The first set is referred as the Polylingual Document Collection, a collection of newspaper articles from financial newspapers in 6 languages (Dutch, English, French, German, Italian and Spanish). It consists of the following sub-corpora:
Dutch - Het Financieele Dagblad - 1992-1993 (Samples)
The corpus contains articles from the Dutch financial newspaper Het Financieele Dagblad editions of 2nd January 1992 through to 24th December 1993. It contains around 8.5 million words of text.
English - The Financial Times - 1993 (Samples)
The corpus contains articles from the British financial newspaper The Financial Times editions from the year 1993. The corpus contains around 30 million words.
French - Le Monde - 1992-1993 (Samples)
A corpus of articles from the French newspaper Le Monde, consisting of two years worth (1992-1993) of articles on financial subjects, approximately 10 million words.
German - Handelsblatt - 1986-1988 (Samples)
This subcorpus consists of articles from the period 02.01.1986 to 15.06.1988. It contains some 33 million words.
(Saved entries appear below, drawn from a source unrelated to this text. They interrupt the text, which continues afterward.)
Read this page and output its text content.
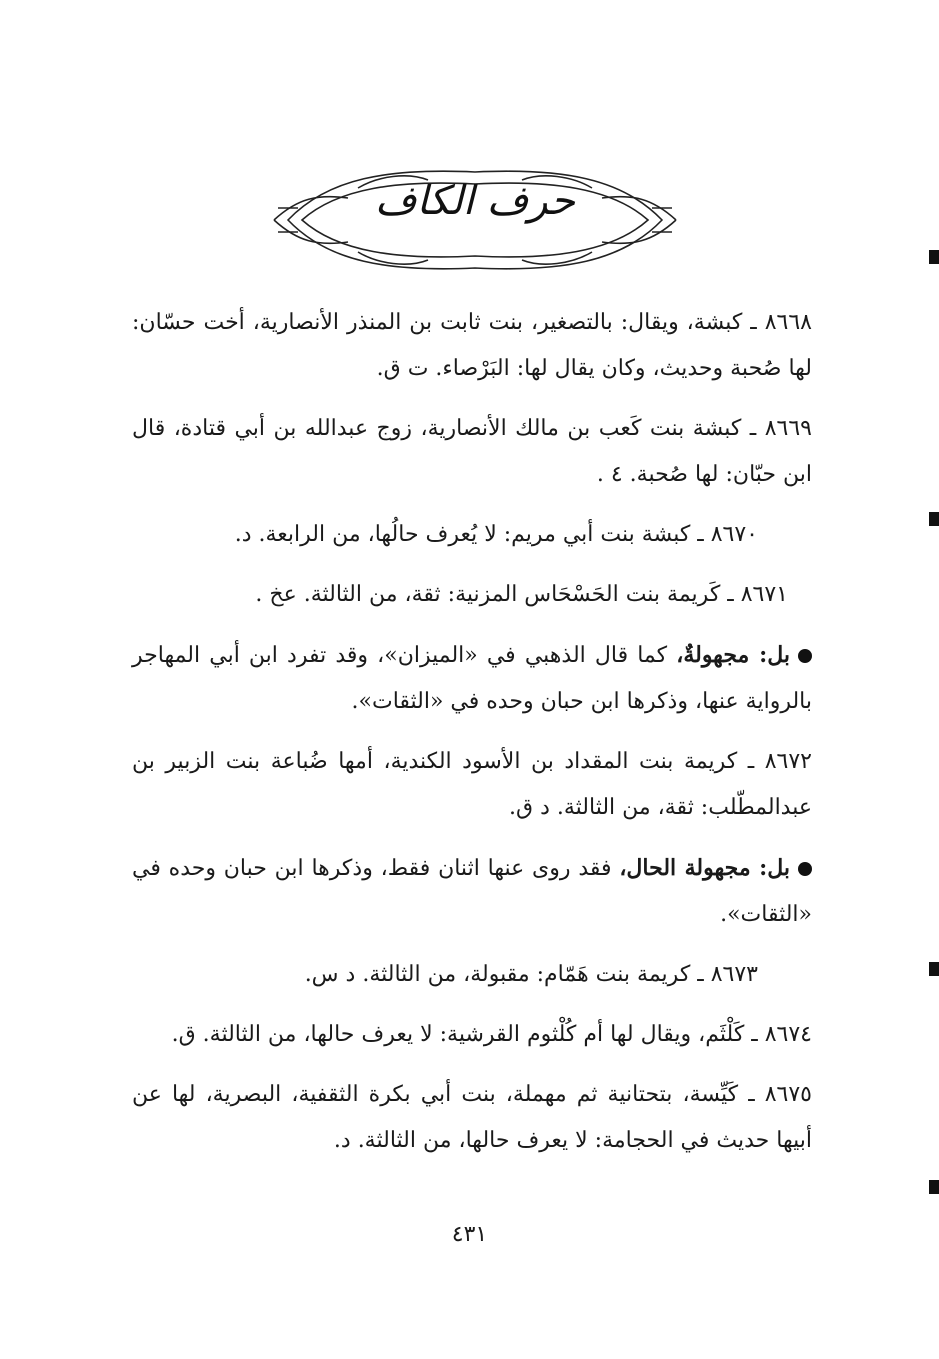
حرف الكاف

٨٦٦٨ ـ كبشة، ويقال: بالتصغير، بنت ثابت بن المنذر الأنصارية، أخت حسّان: لها صُحبة وحديث، وكان يقال لها: البَرْصاء. ت ق.

٨٦٦٩ ـ كبشة بنت كَعب بن مالك الأنصارية، زوج عبدالله بن أبي قتادة، قال ابن حبّان: لها صُحبة. ٤ .

٨٦٧٠ ـ كبشة بنت أبي مريم: لا يُعرف حالُها، من الرابعة. د.

٨٦٧١ ـ كَريمة بنت الحَسْحَاس المزنية: ثقة، من الثالثة. عخ .

بل: مجهولةٌ، كما قال الذهبي في «الميزان»، وقد تفرد ابن أبي المهاجر بالرواية عنها، وذكرها ابن حبان وحده في «الثقات».

٨٦٧٢ ـ كريمة بنت المقداد بن الأسود الكندية، أمها ضُباعة بنت الزبير بن عبدالمطّلب: ثقة، من الثالثة. د ق.

بل: مجهولة الحال، فقد روى عنها اثنان فقط، وذكرها ابن حبان وحده في «الثقات».

٨٦٧٣ ـ كريمة بنت هَمّام: مقبولة، من الثالثة. د س.

٨٦٧٤ ـ كَلْثَم، ويقال لها أم كُلْثوم القرشية: لا يعرف حالها، من الثالثة. ق.

٨٦٧٥ ـ كَيِّسة، بتحتانية ثم مهملة، بنت أبي بكرة الثقفية، البصرية، لها عن أبيها حديث في الحجامة: لا يعرف حالها، من الثالثة. د.

٤٣١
It may be possible to obtain more recent articles from Handelsblatt.
Italian - Il Sole 24 Ore - 1992-1993 (Samples)
The corpus described here contains articles from the Italian financial newspaper Il Sole 24 Ore from the year 1992. This corpus contains some 1.88 million words. The SGML-markup was done by the University of Edinburgh.
Spanish - Expansion - 1994 (Samples)
This subcorpus contains articles from the Spanish financial newspaper Expansion editions from 21.10.1991 to 24.10.1991 and 14.05.1994 to 27.12.1994. It contains some 10 million words.
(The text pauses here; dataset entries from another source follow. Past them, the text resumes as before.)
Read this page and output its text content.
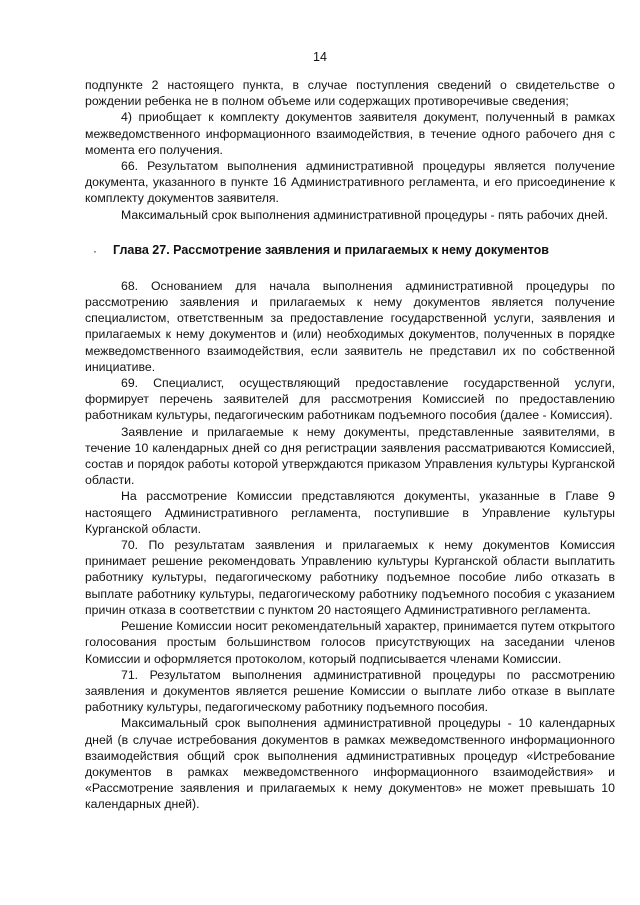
14

подпункте 2 настоящего пункта, в случае поступления сведений о свидетельстве о рождении ребенка не в полном объеме или содержащих противоречивые сведения;

4) приобщает к комплекту документов заявителя документ, полученный в рамках межведомственного информационного взаимодействия, в течение одного рабочего дня с момента его получения.

66. Результатом выполнения административной процедуры является получение документа, указанного в пункте 16 Административного регламента, и его присоединение к комплекту документов заявителя.

Максимальный срок выполнения административной процедуры - пять рабочих дней.

· Глава 27. Рассмотрение заявления и прилагаемых к нему документов

68. Основанием для начала выполнения административной процедуры по рассмотрению заявления и прилагаемых к нему документов является получение специалистом, ответственным за предоставление государственной услуги, заявления и прилагаемых к нему документов и (или) необходимых документов, полученных в порядке межведомственного взаимодействия, если заявитель не представил их по собственной инициативе.

69. Специалист, осуществляющий предоставление государственной услуги, формирует перечень заявителей для рассмотрения Комиссией по предоставлению работникам культуры, педагогическим работникам подъемного пособия (далее - Комиссия).

Заявление и прилагаемые к нему документы, представленные заявителями, в течение 10 календарных дней со дня регистрации заявления рассматриваются Комиссией, состав и порядок работы которой утверждаются приказом Управления культуры Курганской области.

На рассмотрение Комиссии представляются документы, указанные в Главе 9 настоящего Административного регламента, поступившие в Управление культуры Курганской области.

70. По результатам заявления и прилагаемых к нему документов Комиссия принимает решение рекомендовать Управлению культуры Курганской области выплатить работнику культуры, педагогическому работнику подъемное пособие либо отказать в выплате работнику культуры, педагогическому работнику подъемного пособия с указанием причин отказа в соответствии с пунктом 20 настоящего Административного регламента.

Решение Комиссии носит рекомендательный характер, принимается путем открытого голосования простым большинством голосов присутствующих на заседании членов Комиссии и оформляется протоколом, который подписывается членами Комиссии.

71. Результатом выполнения административной процедуры по рассмотрению заявления и документов является решение Комиссии о выплате либо отказе в выплате работнику культуры, педагогическому работнику подъемного пособия.

Максимальный срок выполнения административной процедуры - 10 календарных дней (в случае истребования документов в рамках межведомственного информационного взаимодействия общий срок выполнения административных процедур «Истребование документов в рамках межведомственного информационного взаимодействия» и «Рассмотрение заявления и прилагаемых к нему документов» не может превышать 10 календарных дней).
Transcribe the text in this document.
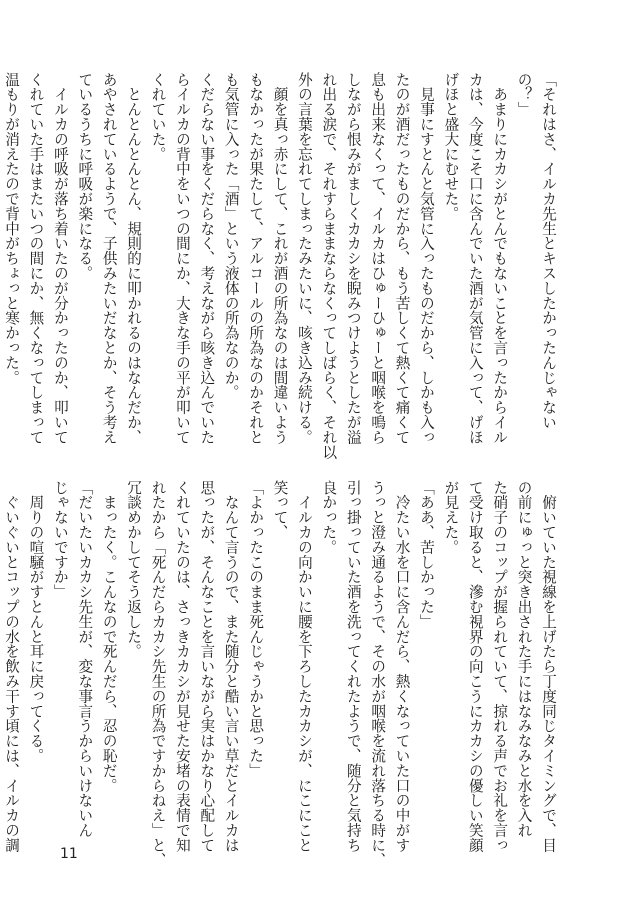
「それはさ、イルカ先生とキスしたかったんじゃない
の？」
　あまりにカカシがとんでもないことを言ったからイル
カは、今度こそ口に含んでいた酒が気管に入って、げほ
げほと盛大にむせた。
　見事にすとんと気管に入ったものだから、しかも入っ
たのが酒だったものだから、もう苦しくて熱くて痛くて
息も出来なくって、イルカはひゅーひゅーと咽喉を鳴ら
しながら恨みがましくカカシを睨みつけようとしたが溢
れ出る涙で、それすらままならなくってしばらく、それ以
外の言葉を忘れてしまったみたいに、咳き込み続ける。
　顔を真っ赤にして、これが酒の所為なのは間違いよう
もなかったが果たして、アルコールの所為なのかそれと
も気管に入った「酒」という液体の所為なのか。
くだらない事をくだらなく、考えながら咳き込んでいた
らイルカの背中をいつの間にか、大きな手の平が叩いて
くれていた。
　とんとんとんとん、規則的に叩かれるのはなんだか、
あやされているようで、子供みたいだなとか、そう考え
ているうちに呼吸が楽になる。
　イルカの呼吸が落ち着いたのが分かったのか、叩いて
くれていた手はまたいつの間にか、無くなってしまって
温もりが消えたので背中がちょっと寒かった。
　俯いていた視線を上げたら丁度同じタイミングで、目
の前にゅっと突き出された手にはなみなみと水を入れ
た硝子のコップが握られていて、掠れる声でお礼を言っ
て受け取ると、滲む視界の向こうにカカシの優しい笑顔
が見えた。
「ああ、苦しかった」
　冷たい水を口に含んだら、熱くなっていた口の中がす
うっと澄み通るようで、その水が咽喉を流れ落ちる時に、
引っ掛っていた酒を洗ってくれたようで、随分と気持ち
良かった。
　イルカの向かいに腰を下ろしたカカシが、にこにこと
笑って、
「よかったこのまま死んじゃうかと思った」
　なんて言うので、また随分と酷い言い草だとイルカは
思ったが、そんなことを言いながら実はかなり心配して
くれていたのは、さっきカカシが見せた安堵の表情で知
れたから「死んだらカカシ先生の所為ですからねえ」と、
冗談めかしてそう返した。
　まったく。こんなので死んだら、忍の恥だ。
「だいたいカカシ先生が、変な事言うからいけないん
じゃないですか」
　周りの喧騒がすとんと耳に戻ってくる。
　ぐいぐいとコップの水を飲み干す頃には、イルカの調
11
The second set is a Multilingual Parallel Corpus consisting of translated data in nine European languages: Danish, Dutch, English, French, German, Greek, Italian, Portuguese and Spanish. The parallel data, provided by the European Commission, comprises two sub-corpora from the Official Journal of the European Communities:
Official Journal of the European Commission, C Series: Written Questions 1993
Records of questions and answers regarding European Community matters. The data is regularly published as one section of the C Series of the Official Journal of the European Community in all official languages (previously nine). This corpus contains written questions asked by members of the European Parliament and corresponding answers from the European Commission in 9 parallel versions. The total size of the corpus is approximately 10.2 million words (ca. 1.1 million words per language).
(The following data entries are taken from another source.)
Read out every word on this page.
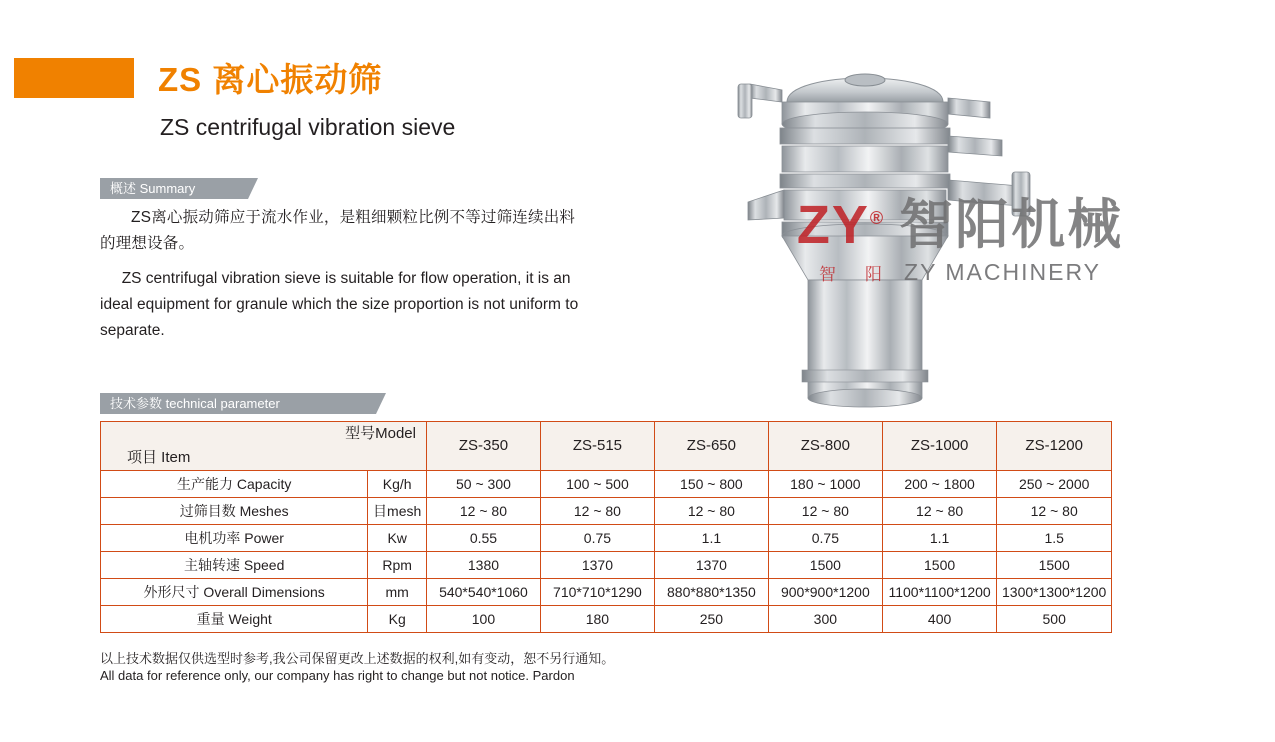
ZS 离心振动筛
ZS centrifugal vibration sieve
概述 Summary

ZS离心振动筛应于流水作业，是粗细颗粒比例不等过筛连续出料的理想设备。

ZS centrifugal vibration sieve is suitable for flow operation, it is an ideal equipment for granule which the size proportion is not uniform to separate.

ZY® 智阳机械
智　阳 ZY MACHINERY
技术参数 technical parameter
型号Model
项目 Item		ZS-350	ZS-515	ZS-650	ZS-800	ZS-1000	ZS-1200
生产能力 Capacity	Kg/h	50 ~ 300	100 ~ 500	150 ~ 800	180 ~ 1000	200 ~ 1800	250 ~ 2000
过筛目数 Meshes	目mesh	12 ~ 80	12 ~ 80	12 ~ 80	12 ~ 80	12 ~ 80	12 ~ 80
电机功率 Power	Kw	0.55	0.75	1.1	0.75	1.1	1.5
主轴转速 Speed	Rpm	1380	1370	1370	1500	1500	1500
外形尺寸 Overall Dimensions	mm	540*540*1060	710*710*1290	880*880*1350	900*900*1200	1100*1100*1200	1300*1300*1200
重量 Weight	Kg	100	180	250	300	400	500
以上技术数据仅供选型时参考,我公司保留更改上述数据的权利,如有变动，恕不另行通知。
All data for reference only, our company has right to change but not notice. Pardon
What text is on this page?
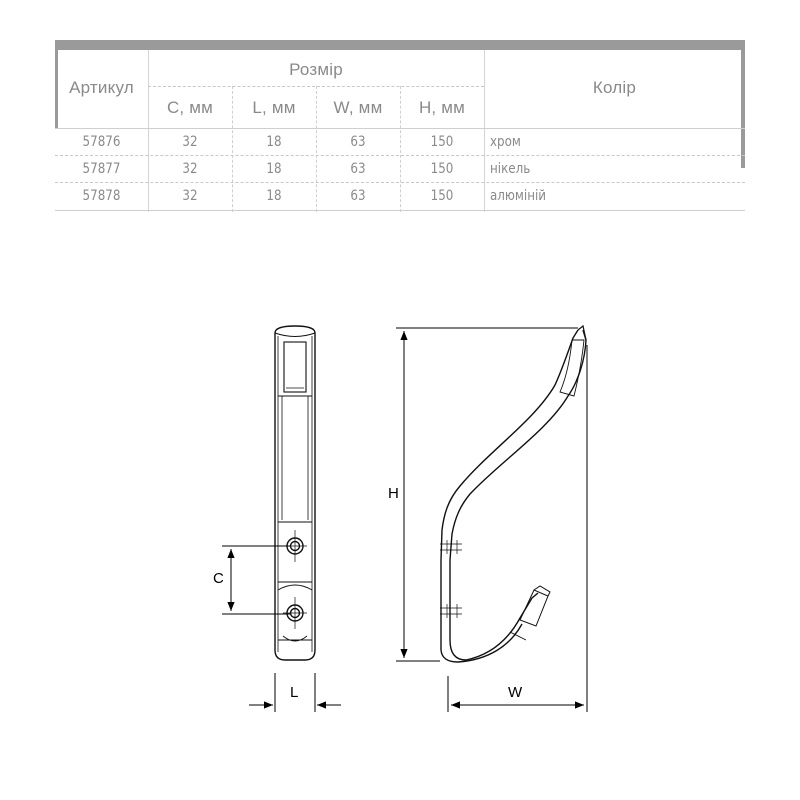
Артикул
Розмір
Колір
C, мм	L, мм	W, мм	H, мм
57876	32	18	63	150	хром
57877	32	18	63	150	нікель
57878	32	18	63	150	алюміній
C
L
H
W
Official Journal of the European Commission, Annex: Debates of the European Parliament 1992-1994
This parallel corpus is the records of Parliamentary sitting published as an annex to the Official Journal of the European Community Debates of the European Parliament. The Parliamentary Debates are a record of what was said by members of the meeting as well as written input provided to the meeting. The original data from which the translations are produced consist of a transcript of the sittings, each member speaking in the language of his choice. The final version consists of nine parallel versions of the material. The texts delivered comprise the Debates of Parliament from January 1992 to July 1994. This sub-corpus contains some 5 to 8 million words per language.